Short answer - avoiding the complexity of this series. I _do_ want to
cache the entire backing chain, in both runtime and persistent XML, as a
user-visible structure, but that's a much bigger task. Hence the XXX
notes to remind whoever gets to that task
Ooh! Hot potato!!!! :-)
to remember that this is one
of the places where we have told qemu to modify the chain, and therefore
we would need to reflect it in the XML we show to users.
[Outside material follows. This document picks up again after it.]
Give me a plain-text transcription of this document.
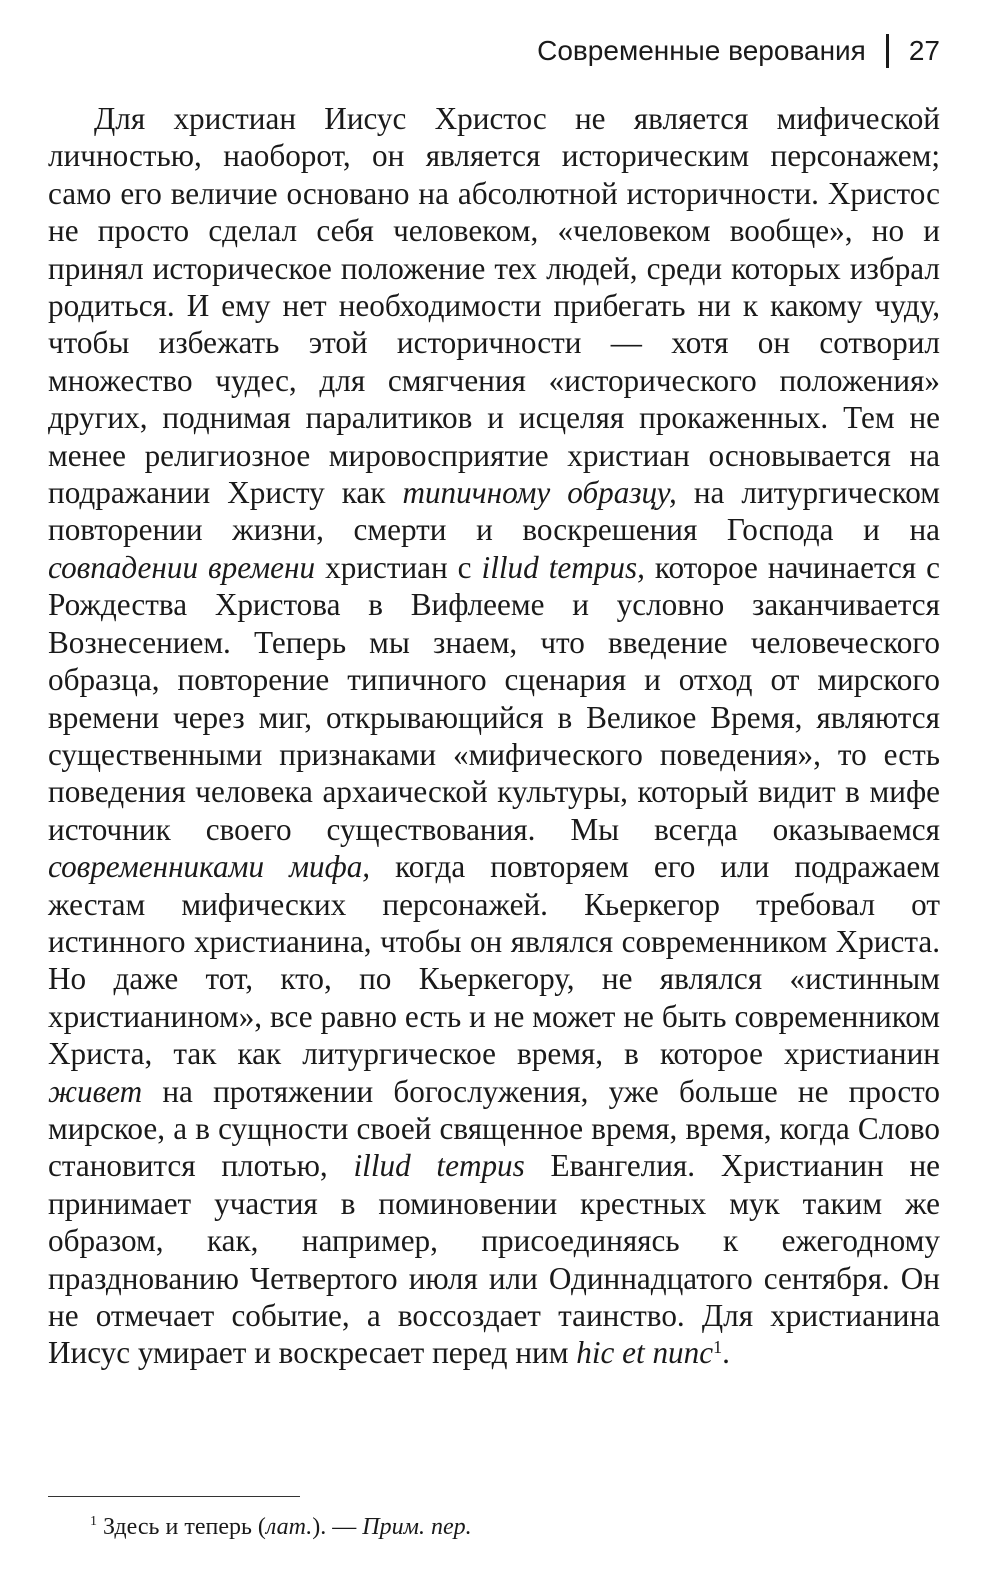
Современные верования 27

Для христиан Иисус Христос не является мифической личностью, наоборот, он является историческим персонажем; само его величие основано на абсолютной историчности. Христос не просто сделал себя человеком, «человеком вообще», но и принял историческое положение тех людей, среди которых избрал родиться. И ему нет необходимости прибегать ни к какому чуду, чтобы избежать этой историчности — хотя он сотворил множество чудес, для смягчения «исторического положения» других, поднимая паралитиков и исцеляя прокаженных. Тем не менее религиозное мировосприятие христиан основывается на подражании Христу как типичному образцу, на литургическом повторении жизни, смерти и воскрешения Господа и на совпадении времени христиан с illud tempus, которое начинается с Рождества Христова в Вифлееме и условно заканчивается Вознесением. Теперь мы знаем, что введение человеческого образца, повторение типичного сценария и отход от мирского времени через миг, открывающийся в Великое Время, являются существенными признаками «мифического поведения», то есть поведения человека архаической культуры, который видит в мифе источник своего существования. Мы всегда оказываемся современниками мифа, когда повторяем его или подражаем жестам мифических персонажей. Кьеркегор требовал от истинного христианина, чтобы он являлся современником Христа. Но даже тот, кто, по Кьеркегору, не являлся «истинным христианином», все равно есть и не может не быть современником Христа, так как литургическое время, в которое христианин живет на протяжении богослужения, уже больше не просто мирское, а в сущности своей священное время, время, когда Слово становится плотью, illud tempus Евангелия. Христианин не принимает участия в поминовении крестных мук таким же образом, как, например, присоединяясь к ежегодному празднованию Четвертого июля или Одиннадцатого сентября. Он не отмечает событие, а воссоздает таинство. Для христианина Иисус умирает и воскресает перед ним hic et nunc$^1$.

$^1$ Здесь и теперь (лат.). — Прим. пер.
>> + /* XXX For now, disk chains should only be cached while qemu is
>> + * running. Since we don't track the chain in XML, a user is free
>> + * to update the chain while the domain is offline, and then when
>> + * they next boot the domain we should re-read the chain from the
>> + * files at that point in time. Only when we track the chain in
>> + * XML can we forbid the user from altering the chain of an
>> + * offline domain. */
> Well, there are two possible levels of caching: 1) cache it in the
> domain's status for as long as the domain is running (this would
> alleviate the need to recompute it when libvirtd is restarted), 2) cache
> it in the domain's persistent config, so that it survives restarts of
> the domain. Is it used so much that either level of caching would
> actually be a substantial gain?
I'm not so sure about the gain for reduced number of open() calls, so
much as the real flexibility in allowing the user to specify exactly
which files qemu is allowed to open, and to visually see the entire
chain at a glance (until this week's qemu.git, you couldn't even get a
single 'qemu-img info' to show you an entire chain). But that can come
later; for now, I needed only enough chain information to make it
possible to implement the block-commit --shallow flag and selinux labeling.
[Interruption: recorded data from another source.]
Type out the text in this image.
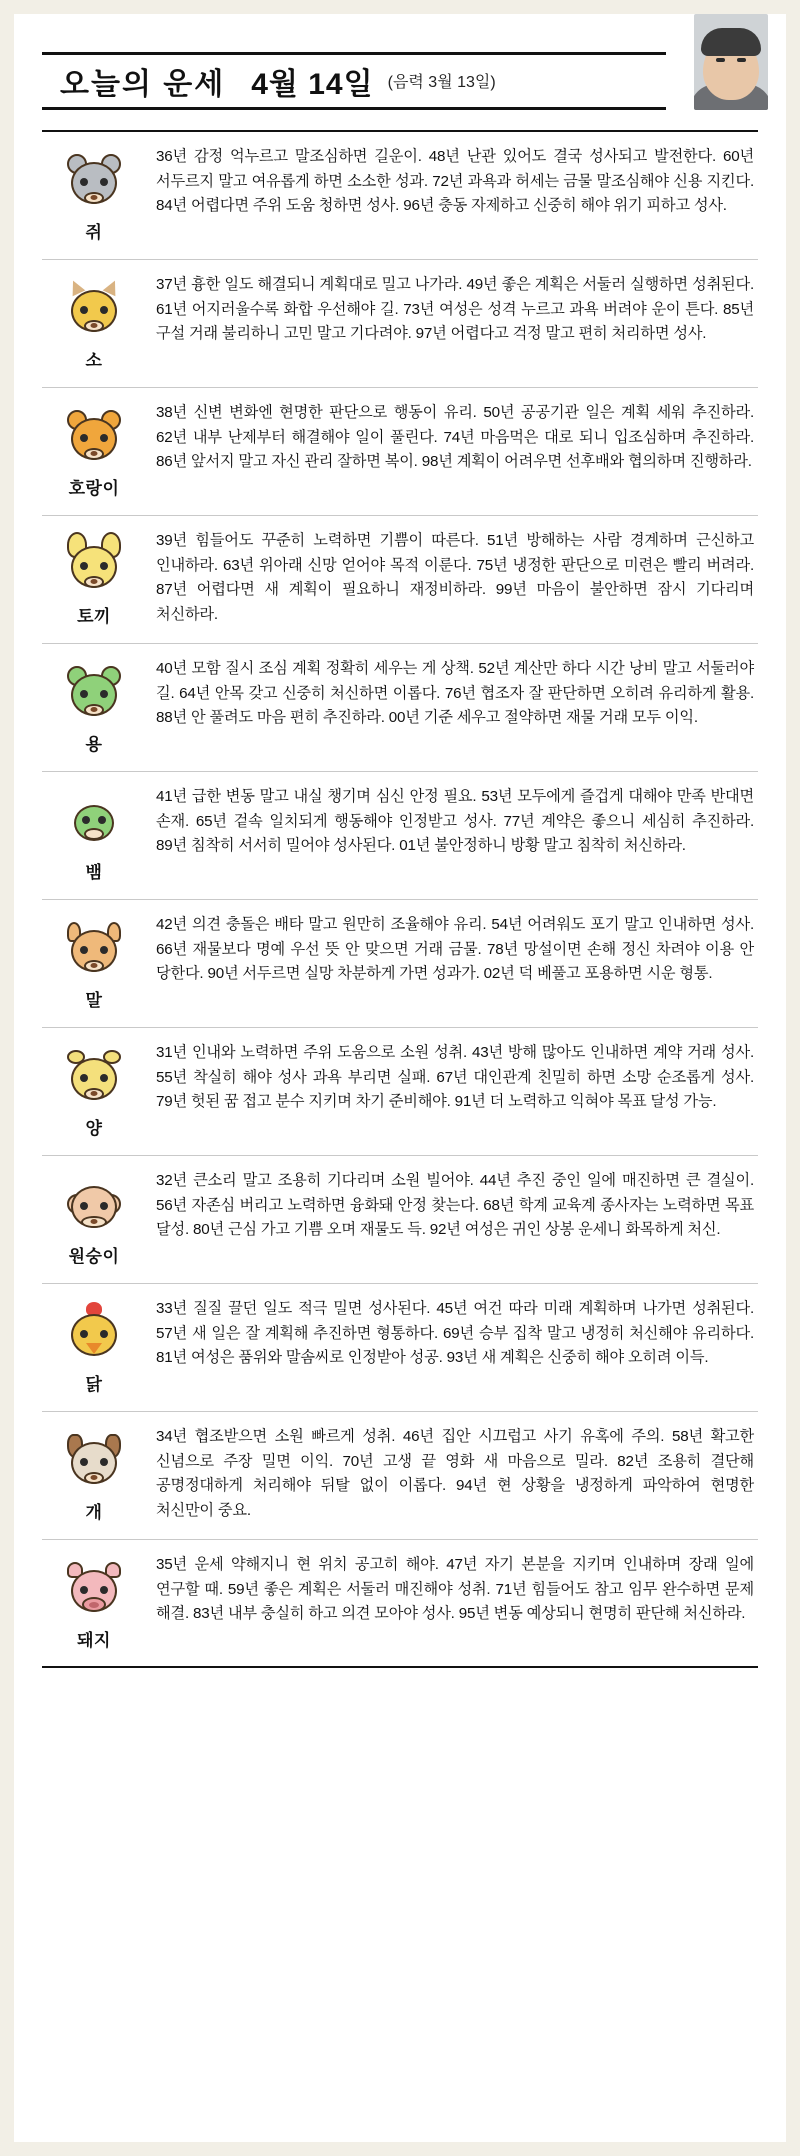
오늘의 운세 4월 14일 (음력 3월 13일)
쥐
36년 감정 억누르고 말조심하면 길운이. 48년 난관 있어도 결국 성사되고 발전한다. 60년 서두르지 말고 여유롭게 하면 소소한 성과. 72년 과욕과 허세는 금물 말조심해야 신용 지킨다. 84년 어렵다면 주위 도움 청하면 성사. 96년 충동 자제하고 신중히 해야 위기 피하고 성사.
소
37년 흉한 일도 해결되니 계획대로 밀고 나가라. 49년 좋은 계획은 서둘러 실행하면 성취된다. 61년 어지러울수록 화합 우선해야 길. 73년 여성은 성격 누르고 과욕 버려야 운이 튼다. 85년 구설 거래 불리하니 고민 말고 기다려야. 97년 어렵다고 걱정 말고 편히 처리하면 성사.
호랑이
38년 신변 변화엔 현명한 판단으로 행동이 유리. 50년 공공기관 일은 계획 세워 추진하라. 62년 내부 난제부터 해결해야 일이 풀린다. 74년 마음먹은 대로 되니 입조심하며 추진하라. 86년 앞서지 말고 자신 관리 잘하면 복이. 98년 계획이 어려우면 선후배와 협의하며 진행하라.
토끼
39년 힘들어도 꾸준히 노력하면 기쁨이 따른다. 51년 방해하는 사람 경계하며 근신하고 인내하라. 63년 위아래 신망 얻어야 목적 이룬다. 75년 냉정한 판단으로 미련은 빨리 버려라. 87년 어렵다면 새 계획이 필요하니 재정비하라. 99년 마음이 불안하면 잠시 기다리며 처신하라.
용
40년 모함 질시 조심 계획 정확히 세우는 게 상책. 52년 계산만 하다 시간 낭비 말고 서둘러야 길. 64년 안목 갖고 신중히 처신하면 이롭다. 76년 협조자 잘 판단하면 오히려 유리하게 활용. 88년 안 풀려도 마음 편히 추진하라. 00년 기준 세우고 절약하면 재물 거래 모두 이익.
뱀
41년 급한 변동 말고 내실 챙기며 심신 안정 필요. 53년 모두에게 즐겁게 대해야 만족 반대면 손재. 65년 겉속 일치되게 행동해야 인정받고 성사. 77년 계약은 좋으니 세심히 추진하라. 89년 침착히 서서히 밀어야 성사된다. 01년 불안정하니 방황 말고 침착히 처신하라.
말
42년 의견 충돌은 배타 말고 원만히 조율해야 유리. 54년 어려워도 포기 말고 인내하면 성사. 66년 재물보다 명예 우선 뜻 안 맞으면 거래 금물. 78년 망설이면 손해 정신 차려야 이용 안 당한다. 90년 서두르면 실망 차분하게 가면 성과가. 02년 덕 베풀고 포용하면 시운 형통.
양
31년 인내와 노력하면 주위 도움으로 소원 성취. 43년 방해 많아도 인내하면 계약 거래 성사. 55년 착실히 해야 성사 과욕 부리면 실패. 67년 대인관계 친밀히 하면 소망 순조롭게 성사. 79년 헛된 꿈 접고 분수 지키며 차기 준비해야. 91년 더 노력하고 익혀야 목표 달성 가능.
원숭이
32년 큰소리 말고 조용히 기다리며 소원 빌어야. 44년 추진 중인 일에 매진하면 큰 결실이. 56년 자존심 버리고 노력하면 융화돼 안정 찾는다. 68년 학계 교육계 종사자는 노력하면 목표 달성. 80년 근심 가고 기쁨 오며 재물도 득. 92년 여성은 귀인 상봉 운세니 화목하게 처신.
닭
33년 질질 끌던 일도 적극 밀면 성사된다. 45년 여건 따라 미래 계획하며 나가면 성취된다. 57년 새 일은 잘 계획해 추진하면 형통하다. 69년 승부 집착 말고 냉정히 처신해야 유리하다. 81년 여성은 품위와 말솜씨로 인정받아 성공. 93년 새 계획은 신중히 해야 오히려 이득.
개
34년 협조받으면 소원 빠르게 성취. 46년 집안 시끄럽고 사기 유혹에 주의. 58년 확고한 신념으로 주장 밀면 이익. 70년 고생 끝 영화 새 마음으로 밀라. 82년 조용히 결단해 공명정대하게 처리해야 뒤탈 없이 이롭다. 94년 현 상황을 냉정하게 파악하여 현명한 처신만이 중요.
돼지
35년 운세 약해지니 현 위치 공고히 해야. 47년 자기 본분을 지키며 인내하며 장래 일에 연구할 때. 59년 좋은 계획은 서둘러 매진해야 성취. 71년 힘들어도 참고 임무 완수하면 문제 해결. 83년 내부 충실히 하고 의견 모아야 성사. 95년 변동 예상되니 현명히 판단해 처신하라.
>> + for (i = 0; i < def->ndisks; i++) {
>> + virStorageFileFreeMetadata(def->disks[i]->chain);
>> + def->disks[i]->chain = NULL;
>> + }
>> +
> If you're storing the cache in vm->def rather than vm->newDef,
shouldn't
> this be taken care of automatically? (At domain startup in
> qemuProcessStart(), virDomainObjSetDefTransient() is called, which makes
> a copy of vm->def into vm->newDef, then at domain shutdown in
> qemuProcessStop() (right at the bottom of the function), vm->def is
> freed, and vm->newDef is moved into its place.
Ooh, good point. I'll simplify this code for v3.